Peserta Webinar sangat antusias mendengarkan pemaparan dari narasumber yang ahli di bidangnya. Hal tersebut dibuktikan dengan adanya pertanyaan dari peserta yang berasal dari Fakultas Hukum UII. Pelaksanaan Webinar secara lengkap dapat dilihat dalam youtube Pusdiklat FH UII dengan link berikut:
Kegiatan ini ditutup dengan closing statement dari bapak Wahyu Sudrajat Meskipun dengan berbagai kendala yang ada dalam penerapan e-court dan e -litigasi ini, harus kita jadikan tantangan untuk maju lebih jauh lagi dalam hal digitalisasi proses litigasi, kendala pasti ada apalagi kita memang dipaksa dengan keadaan saat ini bukan hanya dipengaruhi oleh revolusi industy 4.0 namun juga kendala yang diakibatkan oleh pendemi covid 19 yang menyebabkan perubahan dalam banyak hal, jika hanya berbicara revolusi 4.0 kita tidak akan takut datang ke persidangan namun saat ini kita juga diberengi dengan ketakutan pada hal yang tidak terlihat (covid).

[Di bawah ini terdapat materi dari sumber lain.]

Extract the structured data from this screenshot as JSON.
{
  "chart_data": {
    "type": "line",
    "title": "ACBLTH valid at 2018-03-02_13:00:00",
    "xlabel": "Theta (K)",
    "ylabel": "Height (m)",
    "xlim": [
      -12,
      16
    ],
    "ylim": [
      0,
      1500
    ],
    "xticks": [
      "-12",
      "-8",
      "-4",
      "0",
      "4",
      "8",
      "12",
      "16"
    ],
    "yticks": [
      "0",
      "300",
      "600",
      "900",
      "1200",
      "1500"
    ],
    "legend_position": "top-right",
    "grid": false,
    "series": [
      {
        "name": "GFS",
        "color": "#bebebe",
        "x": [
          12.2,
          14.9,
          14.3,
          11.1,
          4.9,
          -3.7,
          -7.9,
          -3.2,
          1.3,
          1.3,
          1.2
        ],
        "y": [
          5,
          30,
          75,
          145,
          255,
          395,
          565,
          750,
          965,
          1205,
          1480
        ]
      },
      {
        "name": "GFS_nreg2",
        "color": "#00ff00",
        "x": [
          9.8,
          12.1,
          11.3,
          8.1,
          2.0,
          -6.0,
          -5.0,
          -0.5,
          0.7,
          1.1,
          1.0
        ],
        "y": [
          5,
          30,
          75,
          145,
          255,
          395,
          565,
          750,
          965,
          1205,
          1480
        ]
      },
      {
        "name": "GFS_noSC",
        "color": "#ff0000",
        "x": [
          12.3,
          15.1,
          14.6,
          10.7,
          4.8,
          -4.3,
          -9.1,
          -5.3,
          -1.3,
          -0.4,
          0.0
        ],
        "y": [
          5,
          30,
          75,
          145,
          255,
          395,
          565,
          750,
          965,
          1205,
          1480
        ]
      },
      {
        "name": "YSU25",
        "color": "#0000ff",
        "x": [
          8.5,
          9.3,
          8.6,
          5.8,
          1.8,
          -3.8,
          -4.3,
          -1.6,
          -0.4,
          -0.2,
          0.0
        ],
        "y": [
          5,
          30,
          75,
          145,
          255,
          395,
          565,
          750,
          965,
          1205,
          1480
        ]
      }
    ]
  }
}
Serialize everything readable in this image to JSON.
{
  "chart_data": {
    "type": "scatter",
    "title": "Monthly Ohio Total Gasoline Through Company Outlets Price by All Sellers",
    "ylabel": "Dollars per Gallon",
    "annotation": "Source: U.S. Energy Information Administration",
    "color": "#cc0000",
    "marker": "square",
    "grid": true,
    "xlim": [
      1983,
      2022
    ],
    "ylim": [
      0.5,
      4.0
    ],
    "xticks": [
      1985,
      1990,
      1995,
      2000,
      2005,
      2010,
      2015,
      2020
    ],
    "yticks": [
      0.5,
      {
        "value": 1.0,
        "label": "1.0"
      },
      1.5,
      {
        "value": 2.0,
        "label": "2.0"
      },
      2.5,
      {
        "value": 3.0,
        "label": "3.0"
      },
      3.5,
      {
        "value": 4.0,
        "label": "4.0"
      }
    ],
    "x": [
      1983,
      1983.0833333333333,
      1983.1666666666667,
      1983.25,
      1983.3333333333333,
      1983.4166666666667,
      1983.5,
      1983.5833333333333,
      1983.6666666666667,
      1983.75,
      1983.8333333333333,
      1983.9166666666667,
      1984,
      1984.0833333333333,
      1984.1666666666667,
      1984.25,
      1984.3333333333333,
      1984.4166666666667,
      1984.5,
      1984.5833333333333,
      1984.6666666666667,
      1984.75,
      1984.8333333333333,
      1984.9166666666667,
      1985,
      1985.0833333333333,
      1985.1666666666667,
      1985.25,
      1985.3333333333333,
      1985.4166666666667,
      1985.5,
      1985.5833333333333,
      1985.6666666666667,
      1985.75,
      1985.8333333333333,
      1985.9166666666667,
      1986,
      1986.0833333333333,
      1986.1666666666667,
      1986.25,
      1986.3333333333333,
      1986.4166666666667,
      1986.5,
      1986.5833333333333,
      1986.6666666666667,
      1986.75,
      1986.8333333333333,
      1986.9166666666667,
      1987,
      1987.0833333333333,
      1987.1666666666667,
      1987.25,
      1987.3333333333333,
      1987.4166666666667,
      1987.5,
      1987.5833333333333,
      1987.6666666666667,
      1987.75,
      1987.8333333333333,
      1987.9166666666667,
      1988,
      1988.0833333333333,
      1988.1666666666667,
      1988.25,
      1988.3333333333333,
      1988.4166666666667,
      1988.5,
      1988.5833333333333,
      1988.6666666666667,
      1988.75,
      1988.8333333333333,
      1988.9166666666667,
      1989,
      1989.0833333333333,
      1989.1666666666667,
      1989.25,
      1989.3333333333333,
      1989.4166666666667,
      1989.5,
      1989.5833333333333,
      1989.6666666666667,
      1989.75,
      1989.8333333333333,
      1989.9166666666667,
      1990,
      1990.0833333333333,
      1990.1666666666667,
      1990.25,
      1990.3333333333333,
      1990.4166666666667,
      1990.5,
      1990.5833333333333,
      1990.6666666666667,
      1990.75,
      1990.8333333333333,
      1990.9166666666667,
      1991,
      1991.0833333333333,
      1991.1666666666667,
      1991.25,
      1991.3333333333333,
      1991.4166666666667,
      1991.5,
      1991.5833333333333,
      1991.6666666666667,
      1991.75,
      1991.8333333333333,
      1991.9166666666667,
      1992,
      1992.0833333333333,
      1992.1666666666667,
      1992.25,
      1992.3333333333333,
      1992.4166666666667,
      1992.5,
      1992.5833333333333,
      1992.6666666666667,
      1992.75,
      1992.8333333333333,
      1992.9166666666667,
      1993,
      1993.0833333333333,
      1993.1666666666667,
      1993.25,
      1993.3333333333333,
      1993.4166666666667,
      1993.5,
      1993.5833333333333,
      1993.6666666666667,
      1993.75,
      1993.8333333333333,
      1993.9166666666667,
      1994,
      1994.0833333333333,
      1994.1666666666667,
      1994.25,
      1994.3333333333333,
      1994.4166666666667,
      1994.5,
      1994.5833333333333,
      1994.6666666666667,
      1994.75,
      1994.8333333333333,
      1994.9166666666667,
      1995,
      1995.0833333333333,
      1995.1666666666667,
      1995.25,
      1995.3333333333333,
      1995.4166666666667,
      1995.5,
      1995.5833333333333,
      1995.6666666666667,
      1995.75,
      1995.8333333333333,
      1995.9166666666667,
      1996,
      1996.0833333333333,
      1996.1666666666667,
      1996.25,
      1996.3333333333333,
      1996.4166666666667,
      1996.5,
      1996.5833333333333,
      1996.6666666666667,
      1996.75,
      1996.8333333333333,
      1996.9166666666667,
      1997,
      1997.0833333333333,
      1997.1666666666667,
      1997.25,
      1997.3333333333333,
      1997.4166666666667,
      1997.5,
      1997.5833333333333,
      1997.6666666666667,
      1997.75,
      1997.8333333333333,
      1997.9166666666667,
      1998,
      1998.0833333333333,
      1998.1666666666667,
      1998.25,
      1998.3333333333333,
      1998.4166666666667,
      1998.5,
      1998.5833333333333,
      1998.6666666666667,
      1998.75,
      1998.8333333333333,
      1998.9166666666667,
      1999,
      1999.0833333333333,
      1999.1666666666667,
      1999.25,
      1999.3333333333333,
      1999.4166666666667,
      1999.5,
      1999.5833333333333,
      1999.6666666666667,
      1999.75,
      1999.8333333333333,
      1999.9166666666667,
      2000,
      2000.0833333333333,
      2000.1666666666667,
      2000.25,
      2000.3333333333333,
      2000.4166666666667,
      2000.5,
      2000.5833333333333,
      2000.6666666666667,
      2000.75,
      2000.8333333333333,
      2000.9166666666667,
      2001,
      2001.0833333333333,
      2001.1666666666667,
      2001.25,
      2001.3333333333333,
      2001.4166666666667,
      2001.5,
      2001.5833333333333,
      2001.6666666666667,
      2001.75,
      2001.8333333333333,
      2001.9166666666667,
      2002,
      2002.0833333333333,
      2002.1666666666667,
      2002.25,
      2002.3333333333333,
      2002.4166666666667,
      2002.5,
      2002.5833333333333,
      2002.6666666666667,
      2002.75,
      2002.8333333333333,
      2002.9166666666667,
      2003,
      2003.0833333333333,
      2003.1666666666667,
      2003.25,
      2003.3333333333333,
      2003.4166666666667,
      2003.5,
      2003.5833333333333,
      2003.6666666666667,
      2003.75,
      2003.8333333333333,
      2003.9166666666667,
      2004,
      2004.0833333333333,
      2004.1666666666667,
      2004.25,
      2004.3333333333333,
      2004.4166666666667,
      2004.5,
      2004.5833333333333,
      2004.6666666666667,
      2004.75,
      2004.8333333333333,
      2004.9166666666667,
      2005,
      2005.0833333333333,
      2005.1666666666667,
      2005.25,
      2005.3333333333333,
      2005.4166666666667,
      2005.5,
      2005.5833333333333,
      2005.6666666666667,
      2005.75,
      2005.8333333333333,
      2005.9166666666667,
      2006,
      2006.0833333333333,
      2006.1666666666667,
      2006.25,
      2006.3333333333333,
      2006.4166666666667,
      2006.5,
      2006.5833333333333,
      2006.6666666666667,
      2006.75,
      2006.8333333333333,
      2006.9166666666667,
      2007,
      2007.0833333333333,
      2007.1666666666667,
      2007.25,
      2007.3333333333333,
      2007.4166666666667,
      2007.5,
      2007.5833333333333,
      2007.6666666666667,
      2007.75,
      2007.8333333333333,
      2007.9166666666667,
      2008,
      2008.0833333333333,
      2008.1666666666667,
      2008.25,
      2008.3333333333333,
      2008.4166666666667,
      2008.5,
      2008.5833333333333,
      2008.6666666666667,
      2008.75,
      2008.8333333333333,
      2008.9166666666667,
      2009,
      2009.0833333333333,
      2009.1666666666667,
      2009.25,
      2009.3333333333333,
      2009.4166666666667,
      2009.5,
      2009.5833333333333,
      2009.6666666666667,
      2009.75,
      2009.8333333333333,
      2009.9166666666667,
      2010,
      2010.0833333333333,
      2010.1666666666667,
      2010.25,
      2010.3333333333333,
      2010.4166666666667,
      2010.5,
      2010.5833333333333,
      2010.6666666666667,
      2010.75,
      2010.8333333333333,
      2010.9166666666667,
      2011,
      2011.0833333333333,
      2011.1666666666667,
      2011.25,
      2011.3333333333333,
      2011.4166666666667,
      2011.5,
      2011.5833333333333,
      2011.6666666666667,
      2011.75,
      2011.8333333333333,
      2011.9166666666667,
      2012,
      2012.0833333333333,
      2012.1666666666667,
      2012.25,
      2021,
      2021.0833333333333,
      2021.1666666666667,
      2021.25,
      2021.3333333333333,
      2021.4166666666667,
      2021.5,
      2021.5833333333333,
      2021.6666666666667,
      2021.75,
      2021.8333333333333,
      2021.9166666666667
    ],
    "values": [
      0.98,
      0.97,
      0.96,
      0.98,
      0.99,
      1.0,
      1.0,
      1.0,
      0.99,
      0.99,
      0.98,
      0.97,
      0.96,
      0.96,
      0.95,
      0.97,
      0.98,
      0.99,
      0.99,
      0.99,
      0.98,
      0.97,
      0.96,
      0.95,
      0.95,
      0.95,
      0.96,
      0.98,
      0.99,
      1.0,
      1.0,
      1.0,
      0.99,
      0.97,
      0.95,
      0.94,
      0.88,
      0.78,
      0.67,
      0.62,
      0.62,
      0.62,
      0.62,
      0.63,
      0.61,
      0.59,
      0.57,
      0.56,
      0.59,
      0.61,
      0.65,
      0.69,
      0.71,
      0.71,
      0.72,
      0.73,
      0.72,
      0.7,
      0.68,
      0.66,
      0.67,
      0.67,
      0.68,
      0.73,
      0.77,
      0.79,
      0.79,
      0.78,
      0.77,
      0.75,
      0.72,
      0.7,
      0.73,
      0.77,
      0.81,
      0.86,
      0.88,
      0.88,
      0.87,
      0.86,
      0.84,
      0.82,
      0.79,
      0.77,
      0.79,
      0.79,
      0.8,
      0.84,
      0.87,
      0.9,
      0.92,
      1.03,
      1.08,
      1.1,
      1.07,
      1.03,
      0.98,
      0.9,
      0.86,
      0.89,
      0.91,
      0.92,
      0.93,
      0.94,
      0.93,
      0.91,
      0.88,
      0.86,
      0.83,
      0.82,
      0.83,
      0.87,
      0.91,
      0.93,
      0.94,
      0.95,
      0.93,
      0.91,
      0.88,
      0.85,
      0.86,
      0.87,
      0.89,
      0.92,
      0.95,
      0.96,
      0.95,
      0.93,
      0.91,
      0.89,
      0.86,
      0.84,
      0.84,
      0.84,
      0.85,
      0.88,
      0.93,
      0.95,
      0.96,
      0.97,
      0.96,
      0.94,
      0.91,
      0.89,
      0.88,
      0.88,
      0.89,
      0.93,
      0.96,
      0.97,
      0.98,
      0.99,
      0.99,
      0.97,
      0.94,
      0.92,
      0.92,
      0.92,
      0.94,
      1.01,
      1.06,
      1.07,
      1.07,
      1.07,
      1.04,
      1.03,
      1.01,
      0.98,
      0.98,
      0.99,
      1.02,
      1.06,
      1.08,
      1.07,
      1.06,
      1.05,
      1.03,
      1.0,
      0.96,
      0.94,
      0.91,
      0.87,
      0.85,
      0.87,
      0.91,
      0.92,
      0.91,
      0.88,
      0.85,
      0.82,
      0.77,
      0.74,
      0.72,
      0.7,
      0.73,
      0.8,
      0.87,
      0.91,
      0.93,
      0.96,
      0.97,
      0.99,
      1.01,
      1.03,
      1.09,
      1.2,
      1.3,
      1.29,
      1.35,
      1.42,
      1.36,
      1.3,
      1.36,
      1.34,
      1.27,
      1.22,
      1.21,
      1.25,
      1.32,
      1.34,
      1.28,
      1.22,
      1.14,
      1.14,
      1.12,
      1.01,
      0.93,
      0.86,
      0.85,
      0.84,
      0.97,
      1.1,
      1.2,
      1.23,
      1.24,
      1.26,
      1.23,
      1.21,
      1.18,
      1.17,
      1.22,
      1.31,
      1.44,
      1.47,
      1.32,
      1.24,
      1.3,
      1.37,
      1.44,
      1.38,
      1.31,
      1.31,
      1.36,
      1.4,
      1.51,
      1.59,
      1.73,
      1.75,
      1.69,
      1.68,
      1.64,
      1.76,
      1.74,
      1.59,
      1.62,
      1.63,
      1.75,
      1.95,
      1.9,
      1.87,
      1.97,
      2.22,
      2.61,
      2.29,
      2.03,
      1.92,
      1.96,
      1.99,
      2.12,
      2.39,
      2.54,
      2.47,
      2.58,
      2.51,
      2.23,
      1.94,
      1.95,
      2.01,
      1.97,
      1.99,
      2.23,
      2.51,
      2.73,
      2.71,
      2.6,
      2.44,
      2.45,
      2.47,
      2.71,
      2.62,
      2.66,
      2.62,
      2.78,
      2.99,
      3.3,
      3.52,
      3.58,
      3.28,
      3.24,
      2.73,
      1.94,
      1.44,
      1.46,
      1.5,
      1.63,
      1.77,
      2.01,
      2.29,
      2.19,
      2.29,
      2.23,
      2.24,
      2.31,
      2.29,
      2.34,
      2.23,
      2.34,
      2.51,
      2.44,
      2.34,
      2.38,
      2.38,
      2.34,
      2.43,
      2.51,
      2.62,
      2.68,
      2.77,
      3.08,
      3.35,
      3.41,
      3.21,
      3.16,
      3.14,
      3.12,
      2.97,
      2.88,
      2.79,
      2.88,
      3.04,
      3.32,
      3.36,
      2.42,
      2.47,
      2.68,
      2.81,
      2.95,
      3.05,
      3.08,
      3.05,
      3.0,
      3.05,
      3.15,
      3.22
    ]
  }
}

Hal ini juga bukan hanya berbicara digitalisasi dalam hal litigasi saja, namun juga dilihat dari sisi keadilan. Selain kualitas sistemnya sudah bagus yang mana hakim tidak hanya canggih dalam menjalankan e-court namun hakim juga dapat memberikan pertimbangan putusannya yang berkualitas.
Diharapkan juga kedepannya, kita tidak hanya terfokus untuk mendorong Mahkamah Agung dalam digitalisasi litigasi namun juga kita harus mendorong digilatisasi pada tingkat penyelidikan dan penuntutan dalam system peradilan pidana.